In OHLs most of the faults are typically temporary or transient faults, e.g., due to lightning strokes, and an auto-reclosing protection scheme may therefore be applied. On the other hand, in transmission lines based solely on cables, virtually all faults are permanent faults, and auto-reclosing is therefore not applied. Permanent faults may occur also in OHLs. In case of a permanent fault, the fault typically has to be cleared or removed by maintenance personnel.
Considering as an example a multi-terminal voltage source converter (VSC) based High Voltage Direct Current (HVDC) power system, faults on a DC cable or DC OHL are typically isolated from the rest of the power system or another part of the power system by temporarily shutting down the DC line, or temporarily taking the DC line out of operation, using DC circuit breakers.
For an OHL, the DC line is put back into operation after some time has passed to allow for the fault to be cleared, i.e. to allow for the fault arc current to be extinguished, in case it is a temporary fault. However, if the fault is a permanent fault, the DC line will be shut down again after reclosing it. In that case, the DC line will be shut down for a relatively long period to allow for maintenance personnel to locate and clear the fault. Events leading to DC line faults could happen both during normal operation when the DC line is energized, or when the DC line is not energized. In case the DC line is not energized when the fault occurs, the fault may only manifest itself when the DC line is attempted to be brought back into service or operation.

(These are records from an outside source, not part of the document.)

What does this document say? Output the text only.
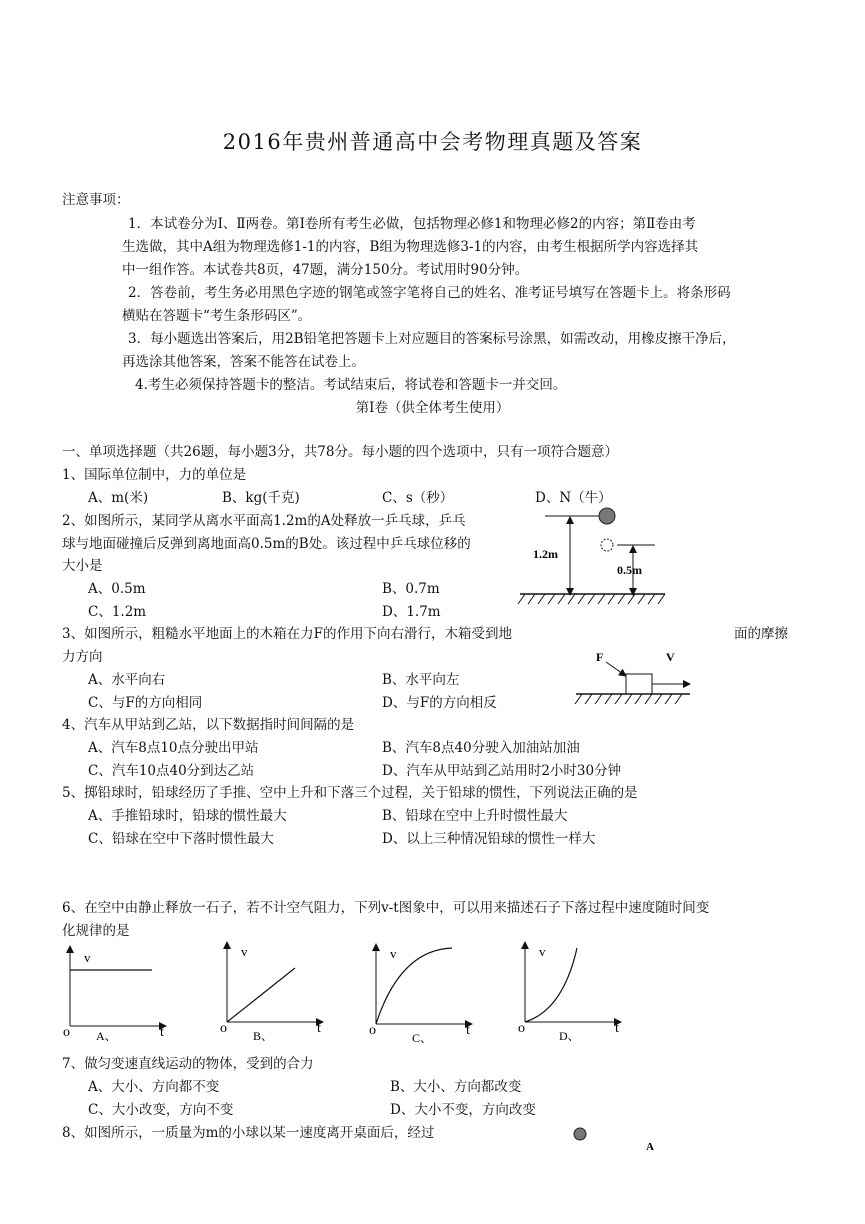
2016年贵州普通高中会考物理真题及答案
注意事项：
1．本试卷分为Ⅰ、Ⅱ两卷。第Ⅰ卷所有考生必做，包括物理必修1和物理必修2的内容；第Ⅱ卷由考
生选做，其中A组为物理选修1-1的内容，B组为物理选修3-1的内容，由考生根据所学内容选择其
中一组作答。本试卷共8页，47题，满分150分。考试用时90分钟。
2．答卷前，考生务必用黑色字迹的钢笔或签字笔将自己的姓名、准考证号填写在答题卡上。将条形码
横贴在答题卡“考生条形码区”。
3．每小题选出答案后，用2B铅笔把答题卡上对应题目的答案标号涂黑，如需改动，用橡皮擦干净后，
再选涂其他答案，答案不能答在试卷上。
4.考生必须保持答题卡的整洁。考试结束后，将试卷和答题卡一并交回。
第Ⅰ卷（供全体考生使用）
一、单项选择题（共26题，每小题3分，共78分。每小题的四个选项中，只有一项符合题意）
1、国际单位制中，力的单位是
A、m(米)	B、kg(千克)	C、s（秒）	D、N（牛）
2、如图所示，某同学从离水平面高1.2m的A处释放一乒乓球，乒乓
球与地面碰撞后反弹到离地面高0.5m的B处。该过程中乒乓球位移的
大小是
A、0.5m	B、0.7m
C、1.2m	D、1.7m
1.2m
0.5m
3、如图所示，粗糙水平地面上的木箱在力F的作用下向右滑行，木箱受到地	面的摩擦
力方向
A、水平向右	B、水平向左
C、与F的方向相同	D、与F的方向相反
F	V
4、汽车从甲站到乙站，以下数据指时间间隔的是
A、汽车8点10点分驶出甲站	B、汽车8点40分驶入加油站加油
C、汽车10点40分到达乙站	D、汽车从甲站到乙站用时2小时30分钟
5、掷铅球时，铅球经历了手推、空中上升和下落三个过程，关于铅球的惯性，下列说法正确的是
A、手推铅球时，铅球的惯性最大	B、铅球在空中上升时惯性最大
C、铅球在空中下落时惯性最大	D、以上三种情况铅球的惯性一样大
6、在空中由静止释放一石子，若不计空气阻力，下列v-t图象中，可以用来描述石子下落过程中速度随时间变
化规律的是
v
t
o A、
v
t
o B、
v
t
o	C、
v
t
o	D、
7、做匀变速直线运动的物体，受到的合力
A、大小、方向都不变	B、大小、方向都改变
C、大小改变，方向不变	D、大小不变，方向改变
8、如图所示，一质量为m的小球以某一速度离开桌面后，经过
A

For faults in DC OHLs, DC circuit breakers are typically designed to auto-reclose after some time period, with the length of time period being based on the time it takes for the fault arc current to be extinguished. In case of temporary faults, the DC circuit breakers will first be tripped, and the DC line will then be restored back to normal operation following successful auto reclosing. In case of permanent faults however, the DC circuit breakers need to be tripped again after auto reclosing since there may still be a fault present in the DC line. It would therefore desirable for a DC line protection system or mechanism to be able to detect if the fault is still present after auto reclosing has been carried out. It would also be desirable that such detection could be carried out relatively quickly, with a speed comparable to a primary protection system, due to the high rate of rise in currents occurring in e.g. VSC based HVDC power transmission systems, or grids. Similarly, it would also be desirable to be able to detect if a fault in a DC line is present after having switched DC circuit breakers in order to energize an open DC line. In energizing an open DC line, a protection mechanism should be in place to ensure that a fault is detected if there is a fault present in the DC line.